Specialized interpretation, if it truly adds value, or even remote protocolling to assure acquisition quality/relevance, can
theoretically be addressed by teleradiology. Worst case reinterpretation of the
shared scans by someone the referring physician knows/respects can be performed (and theoretically reimbursed if medically necessary, although this is challenging). Clearly greater collaboration between the site performing the scan and the person interpreting the scan, if they were financially and geographically separated, could provide an optimal solution.
patients are deluded (or being misinformed) if they think that they
will necessarily get better scans or even better interpretations by
paying more or going somewhere fancy. It may or may not the case, and they should expect some supporting evidence (as well as some up front transparency in charges so they can make a cost/benefit assessment).

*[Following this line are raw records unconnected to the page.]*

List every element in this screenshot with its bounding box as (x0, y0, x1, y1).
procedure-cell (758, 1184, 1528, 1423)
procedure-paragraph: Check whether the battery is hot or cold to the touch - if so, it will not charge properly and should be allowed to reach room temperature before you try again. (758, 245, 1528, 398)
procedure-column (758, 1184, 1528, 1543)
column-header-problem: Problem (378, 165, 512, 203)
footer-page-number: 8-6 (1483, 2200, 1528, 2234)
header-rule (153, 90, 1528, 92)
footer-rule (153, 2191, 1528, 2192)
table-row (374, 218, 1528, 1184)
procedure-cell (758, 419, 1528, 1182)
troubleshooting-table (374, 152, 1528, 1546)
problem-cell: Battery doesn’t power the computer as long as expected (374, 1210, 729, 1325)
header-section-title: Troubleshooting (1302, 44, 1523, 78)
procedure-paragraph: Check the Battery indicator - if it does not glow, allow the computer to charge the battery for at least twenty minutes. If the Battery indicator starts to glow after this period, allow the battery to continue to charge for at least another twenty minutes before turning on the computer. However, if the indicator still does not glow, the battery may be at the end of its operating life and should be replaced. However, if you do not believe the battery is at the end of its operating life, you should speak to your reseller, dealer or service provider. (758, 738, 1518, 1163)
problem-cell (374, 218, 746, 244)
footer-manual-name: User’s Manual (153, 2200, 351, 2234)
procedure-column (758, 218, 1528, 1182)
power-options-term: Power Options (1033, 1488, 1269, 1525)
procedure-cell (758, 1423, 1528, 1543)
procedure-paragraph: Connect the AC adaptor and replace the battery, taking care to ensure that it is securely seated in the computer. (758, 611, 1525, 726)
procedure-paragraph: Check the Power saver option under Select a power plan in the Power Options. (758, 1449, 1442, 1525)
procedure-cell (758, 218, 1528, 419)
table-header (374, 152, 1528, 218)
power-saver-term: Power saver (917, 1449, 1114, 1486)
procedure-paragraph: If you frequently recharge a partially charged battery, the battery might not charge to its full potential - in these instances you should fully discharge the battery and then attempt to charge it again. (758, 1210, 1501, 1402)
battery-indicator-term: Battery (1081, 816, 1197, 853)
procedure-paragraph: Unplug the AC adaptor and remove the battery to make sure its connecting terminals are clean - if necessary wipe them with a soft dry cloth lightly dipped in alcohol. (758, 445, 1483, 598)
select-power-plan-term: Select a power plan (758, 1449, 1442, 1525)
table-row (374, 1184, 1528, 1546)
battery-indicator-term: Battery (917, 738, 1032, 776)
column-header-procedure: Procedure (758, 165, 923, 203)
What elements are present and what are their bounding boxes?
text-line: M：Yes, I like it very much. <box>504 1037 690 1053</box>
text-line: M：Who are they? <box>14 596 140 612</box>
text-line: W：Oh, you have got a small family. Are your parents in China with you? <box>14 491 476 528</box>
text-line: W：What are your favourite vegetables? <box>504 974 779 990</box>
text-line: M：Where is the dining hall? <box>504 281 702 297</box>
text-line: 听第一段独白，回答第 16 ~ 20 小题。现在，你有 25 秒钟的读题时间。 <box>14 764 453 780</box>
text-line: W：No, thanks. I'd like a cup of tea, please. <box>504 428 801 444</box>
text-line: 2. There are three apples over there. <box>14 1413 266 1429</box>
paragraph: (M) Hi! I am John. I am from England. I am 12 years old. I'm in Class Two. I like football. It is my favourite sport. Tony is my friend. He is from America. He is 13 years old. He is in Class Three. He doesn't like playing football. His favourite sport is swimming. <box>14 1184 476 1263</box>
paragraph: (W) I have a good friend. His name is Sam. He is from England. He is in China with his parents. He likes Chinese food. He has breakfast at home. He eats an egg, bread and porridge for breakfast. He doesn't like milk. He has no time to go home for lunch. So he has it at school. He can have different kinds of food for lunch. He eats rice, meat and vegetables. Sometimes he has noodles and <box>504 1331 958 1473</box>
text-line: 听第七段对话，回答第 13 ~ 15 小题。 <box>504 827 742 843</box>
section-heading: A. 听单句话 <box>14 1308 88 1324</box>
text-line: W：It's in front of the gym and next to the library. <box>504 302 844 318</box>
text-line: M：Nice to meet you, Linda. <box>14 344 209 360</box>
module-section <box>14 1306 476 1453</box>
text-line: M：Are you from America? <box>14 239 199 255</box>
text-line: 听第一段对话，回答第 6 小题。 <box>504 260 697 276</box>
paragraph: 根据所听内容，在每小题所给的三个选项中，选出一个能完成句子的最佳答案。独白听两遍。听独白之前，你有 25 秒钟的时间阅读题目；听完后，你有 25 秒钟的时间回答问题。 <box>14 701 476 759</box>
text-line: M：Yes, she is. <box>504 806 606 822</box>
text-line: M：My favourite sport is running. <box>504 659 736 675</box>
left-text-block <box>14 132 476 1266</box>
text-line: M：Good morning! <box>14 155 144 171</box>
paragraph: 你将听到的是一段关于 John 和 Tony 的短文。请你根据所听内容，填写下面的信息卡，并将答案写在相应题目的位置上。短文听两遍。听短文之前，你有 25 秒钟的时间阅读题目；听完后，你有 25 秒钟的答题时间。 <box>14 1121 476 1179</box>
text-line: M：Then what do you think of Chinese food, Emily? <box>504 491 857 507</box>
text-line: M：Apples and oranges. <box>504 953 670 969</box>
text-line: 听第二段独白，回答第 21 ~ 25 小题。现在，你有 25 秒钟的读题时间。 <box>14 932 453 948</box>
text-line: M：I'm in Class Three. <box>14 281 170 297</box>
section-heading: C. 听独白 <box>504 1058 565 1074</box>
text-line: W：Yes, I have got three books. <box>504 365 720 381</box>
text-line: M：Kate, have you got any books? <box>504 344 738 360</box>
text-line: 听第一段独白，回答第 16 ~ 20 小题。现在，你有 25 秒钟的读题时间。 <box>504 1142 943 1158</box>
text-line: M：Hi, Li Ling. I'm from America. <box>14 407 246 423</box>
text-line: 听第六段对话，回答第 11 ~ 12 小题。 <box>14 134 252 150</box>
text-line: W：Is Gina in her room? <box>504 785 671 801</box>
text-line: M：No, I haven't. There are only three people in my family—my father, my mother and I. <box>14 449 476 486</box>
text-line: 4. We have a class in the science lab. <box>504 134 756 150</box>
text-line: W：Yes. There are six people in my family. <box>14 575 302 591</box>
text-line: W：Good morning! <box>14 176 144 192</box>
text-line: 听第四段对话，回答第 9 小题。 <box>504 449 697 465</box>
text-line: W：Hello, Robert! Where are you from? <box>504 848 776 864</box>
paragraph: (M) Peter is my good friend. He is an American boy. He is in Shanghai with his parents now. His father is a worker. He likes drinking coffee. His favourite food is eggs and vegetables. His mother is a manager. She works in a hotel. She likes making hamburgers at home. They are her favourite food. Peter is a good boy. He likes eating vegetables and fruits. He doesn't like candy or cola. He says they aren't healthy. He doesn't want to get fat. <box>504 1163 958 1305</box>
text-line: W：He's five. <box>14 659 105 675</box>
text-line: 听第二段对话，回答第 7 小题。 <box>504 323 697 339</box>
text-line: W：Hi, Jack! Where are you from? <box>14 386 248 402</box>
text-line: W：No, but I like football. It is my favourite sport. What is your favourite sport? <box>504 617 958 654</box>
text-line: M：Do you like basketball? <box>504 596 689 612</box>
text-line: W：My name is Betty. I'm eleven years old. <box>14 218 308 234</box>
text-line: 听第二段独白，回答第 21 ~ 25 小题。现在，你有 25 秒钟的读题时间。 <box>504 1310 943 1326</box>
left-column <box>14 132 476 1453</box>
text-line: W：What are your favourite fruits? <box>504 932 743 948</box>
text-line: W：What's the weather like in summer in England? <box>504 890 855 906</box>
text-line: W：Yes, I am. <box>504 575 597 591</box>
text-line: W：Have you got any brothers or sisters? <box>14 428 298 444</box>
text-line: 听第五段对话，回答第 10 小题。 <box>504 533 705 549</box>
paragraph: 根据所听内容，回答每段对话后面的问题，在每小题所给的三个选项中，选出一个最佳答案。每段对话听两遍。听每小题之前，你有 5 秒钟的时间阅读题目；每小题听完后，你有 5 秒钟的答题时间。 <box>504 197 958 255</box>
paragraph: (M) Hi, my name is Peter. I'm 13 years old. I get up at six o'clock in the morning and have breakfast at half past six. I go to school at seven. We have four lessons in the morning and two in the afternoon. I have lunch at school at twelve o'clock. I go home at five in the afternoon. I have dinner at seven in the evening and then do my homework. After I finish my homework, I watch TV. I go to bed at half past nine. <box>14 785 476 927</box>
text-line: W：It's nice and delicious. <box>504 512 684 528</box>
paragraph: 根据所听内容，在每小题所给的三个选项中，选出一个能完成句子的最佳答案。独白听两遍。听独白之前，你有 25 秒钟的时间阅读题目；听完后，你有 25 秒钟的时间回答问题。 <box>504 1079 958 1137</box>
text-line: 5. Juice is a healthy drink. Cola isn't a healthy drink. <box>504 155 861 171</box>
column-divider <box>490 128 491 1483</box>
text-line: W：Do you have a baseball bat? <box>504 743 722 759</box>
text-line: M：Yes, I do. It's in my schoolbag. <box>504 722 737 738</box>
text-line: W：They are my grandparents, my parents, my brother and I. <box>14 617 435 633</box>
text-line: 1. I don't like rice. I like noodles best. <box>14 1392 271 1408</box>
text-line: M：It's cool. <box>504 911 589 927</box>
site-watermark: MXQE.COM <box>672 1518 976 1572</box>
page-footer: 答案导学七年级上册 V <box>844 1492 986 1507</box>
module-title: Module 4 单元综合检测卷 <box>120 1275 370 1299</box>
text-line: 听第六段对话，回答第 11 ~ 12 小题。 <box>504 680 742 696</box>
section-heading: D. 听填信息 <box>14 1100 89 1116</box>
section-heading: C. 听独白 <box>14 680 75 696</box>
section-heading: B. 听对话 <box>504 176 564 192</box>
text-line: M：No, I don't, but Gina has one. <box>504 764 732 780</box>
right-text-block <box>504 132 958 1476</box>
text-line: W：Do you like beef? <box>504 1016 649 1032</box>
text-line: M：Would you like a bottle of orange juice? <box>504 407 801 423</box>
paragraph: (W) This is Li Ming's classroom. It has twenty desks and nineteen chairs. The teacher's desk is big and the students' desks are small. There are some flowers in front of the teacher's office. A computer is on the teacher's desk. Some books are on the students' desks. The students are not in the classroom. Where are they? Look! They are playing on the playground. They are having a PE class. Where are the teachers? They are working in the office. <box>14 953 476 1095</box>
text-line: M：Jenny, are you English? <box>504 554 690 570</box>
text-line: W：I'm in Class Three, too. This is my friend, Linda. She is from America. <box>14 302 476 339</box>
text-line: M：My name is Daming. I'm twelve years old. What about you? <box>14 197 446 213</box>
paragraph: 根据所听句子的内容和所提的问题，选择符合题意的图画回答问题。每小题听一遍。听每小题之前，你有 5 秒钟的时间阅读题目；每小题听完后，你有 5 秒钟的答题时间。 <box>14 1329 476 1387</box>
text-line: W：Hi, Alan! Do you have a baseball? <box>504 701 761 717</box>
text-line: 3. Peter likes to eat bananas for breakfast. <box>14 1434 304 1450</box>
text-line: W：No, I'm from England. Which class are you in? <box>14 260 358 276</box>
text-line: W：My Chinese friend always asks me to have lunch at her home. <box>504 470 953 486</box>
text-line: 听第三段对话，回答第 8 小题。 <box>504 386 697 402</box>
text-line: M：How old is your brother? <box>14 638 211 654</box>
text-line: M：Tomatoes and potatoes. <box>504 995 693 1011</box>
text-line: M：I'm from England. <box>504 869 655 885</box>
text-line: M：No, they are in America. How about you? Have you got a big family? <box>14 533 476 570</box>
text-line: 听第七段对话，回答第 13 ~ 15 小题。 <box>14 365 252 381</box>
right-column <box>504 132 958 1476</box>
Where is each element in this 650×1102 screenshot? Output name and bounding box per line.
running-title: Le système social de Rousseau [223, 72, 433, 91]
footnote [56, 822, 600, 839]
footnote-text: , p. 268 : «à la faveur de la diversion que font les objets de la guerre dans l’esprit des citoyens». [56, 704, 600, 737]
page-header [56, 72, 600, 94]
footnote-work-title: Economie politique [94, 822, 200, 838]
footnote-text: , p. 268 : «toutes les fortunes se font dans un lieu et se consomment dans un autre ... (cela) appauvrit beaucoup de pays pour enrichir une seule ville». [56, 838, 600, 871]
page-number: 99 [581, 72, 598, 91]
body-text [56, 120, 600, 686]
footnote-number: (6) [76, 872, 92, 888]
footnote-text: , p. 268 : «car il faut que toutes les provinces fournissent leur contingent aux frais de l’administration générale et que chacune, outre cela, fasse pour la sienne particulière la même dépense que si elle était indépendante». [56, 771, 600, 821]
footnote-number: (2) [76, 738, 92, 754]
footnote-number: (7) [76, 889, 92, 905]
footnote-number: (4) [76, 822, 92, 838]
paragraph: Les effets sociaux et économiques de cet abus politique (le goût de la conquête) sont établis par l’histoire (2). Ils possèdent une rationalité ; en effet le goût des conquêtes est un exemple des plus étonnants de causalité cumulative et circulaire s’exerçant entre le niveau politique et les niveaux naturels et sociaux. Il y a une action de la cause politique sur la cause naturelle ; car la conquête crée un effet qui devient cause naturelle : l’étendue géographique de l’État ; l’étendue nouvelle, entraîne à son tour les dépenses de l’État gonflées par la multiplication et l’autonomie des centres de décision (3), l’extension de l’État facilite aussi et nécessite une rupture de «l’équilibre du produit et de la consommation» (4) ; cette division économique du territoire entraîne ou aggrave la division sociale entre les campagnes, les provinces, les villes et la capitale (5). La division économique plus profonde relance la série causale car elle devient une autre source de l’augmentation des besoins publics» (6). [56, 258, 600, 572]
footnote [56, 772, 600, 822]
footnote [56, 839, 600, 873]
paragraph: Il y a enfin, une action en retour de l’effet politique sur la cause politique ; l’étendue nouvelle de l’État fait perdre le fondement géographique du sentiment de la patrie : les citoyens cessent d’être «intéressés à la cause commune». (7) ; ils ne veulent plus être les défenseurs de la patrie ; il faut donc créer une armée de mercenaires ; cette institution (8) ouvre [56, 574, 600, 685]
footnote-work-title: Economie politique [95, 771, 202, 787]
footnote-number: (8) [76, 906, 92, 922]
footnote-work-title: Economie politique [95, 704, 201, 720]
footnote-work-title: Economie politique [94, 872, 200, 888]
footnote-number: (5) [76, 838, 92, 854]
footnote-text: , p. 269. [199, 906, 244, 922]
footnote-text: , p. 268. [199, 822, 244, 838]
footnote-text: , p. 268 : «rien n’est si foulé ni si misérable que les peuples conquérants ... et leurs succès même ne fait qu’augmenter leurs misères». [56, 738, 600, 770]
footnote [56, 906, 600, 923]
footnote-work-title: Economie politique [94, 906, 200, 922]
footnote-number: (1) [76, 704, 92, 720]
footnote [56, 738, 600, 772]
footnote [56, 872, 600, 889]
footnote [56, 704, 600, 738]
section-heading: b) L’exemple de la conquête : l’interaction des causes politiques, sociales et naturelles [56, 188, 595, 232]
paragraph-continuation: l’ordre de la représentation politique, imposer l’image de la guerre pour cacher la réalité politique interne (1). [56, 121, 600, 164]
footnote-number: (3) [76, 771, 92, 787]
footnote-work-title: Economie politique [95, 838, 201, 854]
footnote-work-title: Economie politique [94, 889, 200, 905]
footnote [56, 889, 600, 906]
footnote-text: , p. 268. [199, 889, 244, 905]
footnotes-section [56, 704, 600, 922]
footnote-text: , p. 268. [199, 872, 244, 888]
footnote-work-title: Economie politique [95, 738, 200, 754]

Speaking of radiologists, the ACR had its usual knee-jerk "save reimbursement at all costs" reaction to the Anthem move, and started a campaign against it. Since when did ACR become apologists for the hospital industry?
If one looks at the big picture, there is an interesting perverse incentive at work here. Prior to the Anthem move, it seems to have been in a hospital's financial interest to make it as difficult as possible for patients and physicians to share images beyond the enterprise. Anthem's action will reverse that, in that it eliminates the financial incentive to perform the imaging in the hospital, and to maintain the same quality of care, the hospital will now benefit in terms of efficiency by improving interoperability with the outside facilities where the patients will now have to go.
So everyone will win, except the ludicrously overpaid executives of both for-profit and non-profit hospitals who are ripping us all off.
Insurance companies believe, and patients need to accept, that scans are largely a commodity, at least in terms of acquisition, if occasionally not interpretation. The technology, standards and products exist to level the playing field of quality and cost (charges, anyway). It is only the perverse incentives that preclude deployment of a more distributed image and report sharing infrastructure, as well as greater control of the referring physicians over the manner in which scans are performed. So if payers can improve the situation, then good luck to them, even if their own motivation is strictly profit (or cost reduction) driven.
We may never have a "single payer" in the US, but we could theoretically have a "single imaging sharing network", but I dare say there isn't a snowball's chance in hell of that either. But it is possible on a local or regional level, so maybe the payers should be thinking about organizing/funding/implementing that, since some imaging facilities and hospitals seem to have trouble finding their own way out of a paper bag.
E.g., Anthem could build an imaging protocolling and sharing network, so that in addition to causing such a ruckus, they could provide some tools to circumvent some of the issues allegedly associated with it.
Then ACR could go back to focusing on improving quality and consistency and appropriateness, without trying to defend the indefensible.